If neither is acceptable for your environment, set extract_views: false to skip view ingestion. Views will still appear without definitions if you ingest them at Viewer level, but lineage will be missing.

References: Fabric Warehouse roles and permissions, Lakehouse workspace roles.

Query Usage Statistics

Usage extraction reads queryinsights.exec_requests_history over the SQL Analytics Endpoint. It reuses the ODBC setup from SQL Analytics Endpoint Setup, so sql_endpoint.enabled must be true — the configuration validator rejects usage.include_usage_statistics=true otherwise.
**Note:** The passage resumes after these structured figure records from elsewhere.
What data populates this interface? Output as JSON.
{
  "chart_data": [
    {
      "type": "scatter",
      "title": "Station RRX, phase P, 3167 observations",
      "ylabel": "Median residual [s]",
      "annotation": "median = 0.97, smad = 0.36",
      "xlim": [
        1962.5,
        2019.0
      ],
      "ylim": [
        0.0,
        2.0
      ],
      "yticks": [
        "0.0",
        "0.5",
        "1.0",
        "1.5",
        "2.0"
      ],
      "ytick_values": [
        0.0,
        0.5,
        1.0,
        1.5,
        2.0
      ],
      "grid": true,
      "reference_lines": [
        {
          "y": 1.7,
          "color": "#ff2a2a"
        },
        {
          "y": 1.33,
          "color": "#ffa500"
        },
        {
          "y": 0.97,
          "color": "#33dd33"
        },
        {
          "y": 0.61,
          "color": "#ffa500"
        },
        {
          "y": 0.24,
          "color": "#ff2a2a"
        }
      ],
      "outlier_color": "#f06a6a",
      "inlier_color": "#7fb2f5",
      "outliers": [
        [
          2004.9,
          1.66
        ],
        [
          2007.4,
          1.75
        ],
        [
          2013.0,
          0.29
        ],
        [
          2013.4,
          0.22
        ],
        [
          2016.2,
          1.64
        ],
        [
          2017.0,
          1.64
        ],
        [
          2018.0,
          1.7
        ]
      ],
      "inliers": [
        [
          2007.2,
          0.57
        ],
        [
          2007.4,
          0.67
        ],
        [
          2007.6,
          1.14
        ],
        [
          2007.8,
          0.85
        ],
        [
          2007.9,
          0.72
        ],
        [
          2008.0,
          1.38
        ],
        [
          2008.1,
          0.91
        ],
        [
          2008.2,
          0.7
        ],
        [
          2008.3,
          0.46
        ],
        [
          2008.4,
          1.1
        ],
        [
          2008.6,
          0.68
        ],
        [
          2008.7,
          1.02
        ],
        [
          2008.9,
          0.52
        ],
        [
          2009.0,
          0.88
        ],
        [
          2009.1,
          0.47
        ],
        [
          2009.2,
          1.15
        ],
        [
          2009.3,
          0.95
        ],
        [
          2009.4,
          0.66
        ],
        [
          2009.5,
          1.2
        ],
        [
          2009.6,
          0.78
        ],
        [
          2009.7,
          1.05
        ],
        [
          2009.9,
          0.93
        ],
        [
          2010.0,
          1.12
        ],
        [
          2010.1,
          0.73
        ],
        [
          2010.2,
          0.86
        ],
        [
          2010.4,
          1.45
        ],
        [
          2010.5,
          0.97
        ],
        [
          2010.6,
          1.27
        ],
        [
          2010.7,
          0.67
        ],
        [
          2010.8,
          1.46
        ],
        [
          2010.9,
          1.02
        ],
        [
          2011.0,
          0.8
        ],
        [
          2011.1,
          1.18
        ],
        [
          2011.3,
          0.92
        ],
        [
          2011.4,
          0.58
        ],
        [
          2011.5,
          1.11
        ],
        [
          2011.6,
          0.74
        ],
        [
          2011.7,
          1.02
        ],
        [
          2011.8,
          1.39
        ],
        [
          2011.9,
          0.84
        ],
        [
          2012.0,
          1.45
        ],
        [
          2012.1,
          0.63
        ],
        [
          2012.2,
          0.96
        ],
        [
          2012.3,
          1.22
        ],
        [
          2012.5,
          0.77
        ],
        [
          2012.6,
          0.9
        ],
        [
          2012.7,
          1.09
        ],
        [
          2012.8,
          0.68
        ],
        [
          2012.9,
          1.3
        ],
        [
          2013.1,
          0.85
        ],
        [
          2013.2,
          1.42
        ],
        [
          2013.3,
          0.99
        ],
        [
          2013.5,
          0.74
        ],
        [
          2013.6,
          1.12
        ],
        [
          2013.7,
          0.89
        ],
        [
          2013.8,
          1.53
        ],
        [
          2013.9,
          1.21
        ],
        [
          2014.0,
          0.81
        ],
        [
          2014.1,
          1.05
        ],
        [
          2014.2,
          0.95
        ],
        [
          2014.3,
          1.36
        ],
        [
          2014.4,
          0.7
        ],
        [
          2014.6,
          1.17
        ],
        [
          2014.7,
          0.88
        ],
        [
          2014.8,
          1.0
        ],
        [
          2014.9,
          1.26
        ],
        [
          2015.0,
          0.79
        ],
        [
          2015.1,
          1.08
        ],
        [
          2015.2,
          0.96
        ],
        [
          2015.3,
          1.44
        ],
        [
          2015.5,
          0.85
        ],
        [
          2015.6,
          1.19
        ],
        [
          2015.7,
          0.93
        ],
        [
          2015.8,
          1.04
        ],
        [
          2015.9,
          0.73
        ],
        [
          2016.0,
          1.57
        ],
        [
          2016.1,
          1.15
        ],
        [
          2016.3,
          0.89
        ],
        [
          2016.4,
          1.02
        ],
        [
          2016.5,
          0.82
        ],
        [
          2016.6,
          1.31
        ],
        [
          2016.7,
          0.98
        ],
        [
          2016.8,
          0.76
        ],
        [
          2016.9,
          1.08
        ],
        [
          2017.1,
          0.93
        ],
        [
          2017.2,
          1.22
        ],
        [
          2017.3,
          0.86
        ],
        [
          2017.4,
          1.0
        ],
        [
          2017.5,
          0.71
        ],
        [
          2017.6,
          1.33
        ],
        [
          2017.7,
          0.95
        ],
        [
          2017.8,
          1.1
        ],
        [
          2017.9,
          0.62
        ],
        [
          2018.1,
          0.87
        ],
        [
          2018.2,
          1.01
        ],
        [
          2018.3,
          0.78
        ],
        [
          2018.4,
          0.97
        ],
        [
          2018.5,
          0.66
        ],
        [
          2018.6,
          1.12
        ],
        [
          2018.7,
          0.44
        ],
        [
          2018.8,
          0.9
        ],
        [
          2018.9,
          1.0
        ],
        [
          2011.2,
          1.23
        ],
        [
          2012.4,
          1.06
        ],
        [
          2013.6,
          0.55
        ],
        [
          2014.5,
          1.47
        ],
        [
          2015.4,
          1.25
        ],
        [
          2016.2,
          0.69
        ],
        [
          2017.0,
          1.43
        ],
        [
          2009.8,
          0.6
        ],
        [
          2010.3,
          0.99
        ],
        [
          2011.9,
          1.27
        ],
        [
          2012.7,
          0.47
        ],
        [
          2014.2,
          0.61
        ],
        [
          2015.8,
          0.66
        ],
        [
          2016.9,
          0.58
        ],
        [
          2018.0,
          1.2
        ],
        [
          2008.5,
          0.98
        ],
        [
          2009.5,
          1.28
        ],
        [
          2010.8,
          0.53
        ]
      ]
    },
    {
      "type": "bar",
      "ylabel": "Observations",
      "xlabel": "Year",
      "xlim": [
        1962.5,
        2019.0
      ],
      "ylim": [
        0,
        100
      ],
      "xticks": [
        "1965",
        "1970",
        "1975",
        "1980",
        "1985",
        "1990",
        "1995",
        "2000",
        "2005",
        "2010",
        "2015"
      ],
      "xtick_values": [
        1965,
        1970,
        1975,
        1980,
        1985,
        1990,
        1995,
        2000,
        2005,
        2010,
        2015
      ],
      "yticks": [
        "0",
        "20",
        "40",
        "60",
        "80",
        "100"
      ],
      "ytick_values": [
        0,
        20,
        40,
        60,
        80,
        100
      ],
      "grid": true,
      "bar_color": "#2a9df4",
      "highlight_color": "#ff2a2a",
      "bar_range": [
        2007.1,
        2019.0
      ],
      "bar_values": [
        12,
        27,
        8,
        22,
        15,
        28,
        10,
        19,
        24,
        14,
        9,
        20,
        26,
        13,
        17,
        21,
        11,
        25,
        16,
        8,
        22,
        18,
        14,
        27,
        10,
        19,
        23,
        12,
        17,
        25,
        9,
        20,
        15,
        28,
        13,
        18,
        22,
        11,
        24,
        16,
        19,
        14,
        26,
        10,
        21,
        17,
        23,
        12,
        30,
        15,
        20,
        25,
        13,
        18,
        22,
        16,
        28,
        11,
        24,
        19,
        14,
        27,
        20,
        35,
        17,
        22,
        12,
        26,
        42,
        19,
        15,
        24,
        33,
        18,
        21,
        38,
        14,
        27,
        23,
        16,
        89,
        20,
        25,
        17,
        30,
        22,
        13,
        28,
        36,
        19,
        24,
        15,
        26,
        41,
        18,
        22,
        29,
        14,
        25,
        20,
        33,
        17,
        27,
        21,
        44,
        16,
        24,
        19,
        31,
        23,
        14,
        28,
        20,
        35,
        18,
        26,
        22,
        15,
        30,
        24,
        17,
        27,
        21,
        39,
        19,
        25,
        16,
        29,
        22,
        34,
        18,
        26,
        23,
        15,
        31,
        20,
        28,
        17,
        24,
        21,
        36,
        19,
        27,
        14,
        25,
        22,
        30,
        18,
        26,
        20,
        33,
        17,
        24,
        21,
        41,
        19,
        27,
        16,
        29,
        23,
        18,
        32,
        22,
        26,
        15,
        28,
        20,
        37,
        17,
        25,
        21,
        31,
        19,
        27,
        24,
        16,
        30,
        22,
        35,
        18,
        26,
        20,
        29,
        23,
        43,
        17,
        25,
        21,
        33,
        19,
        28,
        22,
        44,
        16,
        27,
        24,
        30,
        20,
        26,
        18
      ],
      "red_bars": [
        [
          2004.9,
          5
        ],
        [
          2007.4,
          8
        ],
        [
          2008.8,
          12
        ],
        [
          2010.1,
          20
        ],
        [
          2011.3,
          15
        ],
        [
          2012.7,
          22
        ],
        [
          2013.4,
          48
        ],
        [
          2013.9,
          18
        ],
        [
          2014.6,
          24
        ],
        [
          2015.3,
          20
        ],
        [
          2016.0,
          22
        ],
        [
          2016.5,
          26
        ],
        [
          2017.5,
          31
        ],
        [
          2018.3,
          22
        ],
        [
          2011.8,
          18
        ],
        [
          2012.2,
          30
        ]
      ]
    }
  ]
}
Required role. Visibility into queryinsights is scoped per workspace. The ingesting identity (service principal, managed identity, or user) needs Contributor or higher on each workspace whose Lakehouses/Warehouses you want usage for. The workspace Viewer role used for table ingestion is not sufficient: per Microsoft's docs, queryinsights requires "contributor or higher permissions" on a Premium-capacity workspace, and full query text — needed for SQL parsing and column-level usage — is only exposed to Admin, Member, and Contributor roles.

Retention and latency. Fabric retains queryinsights for 30 days only — older history cannot be backfilled, so configure usage.start_time accordingly. Newly executed queries can take up to 15 minutes to appear, increasing under concurrency. System queries and queries from outside a user's context are not surfaced.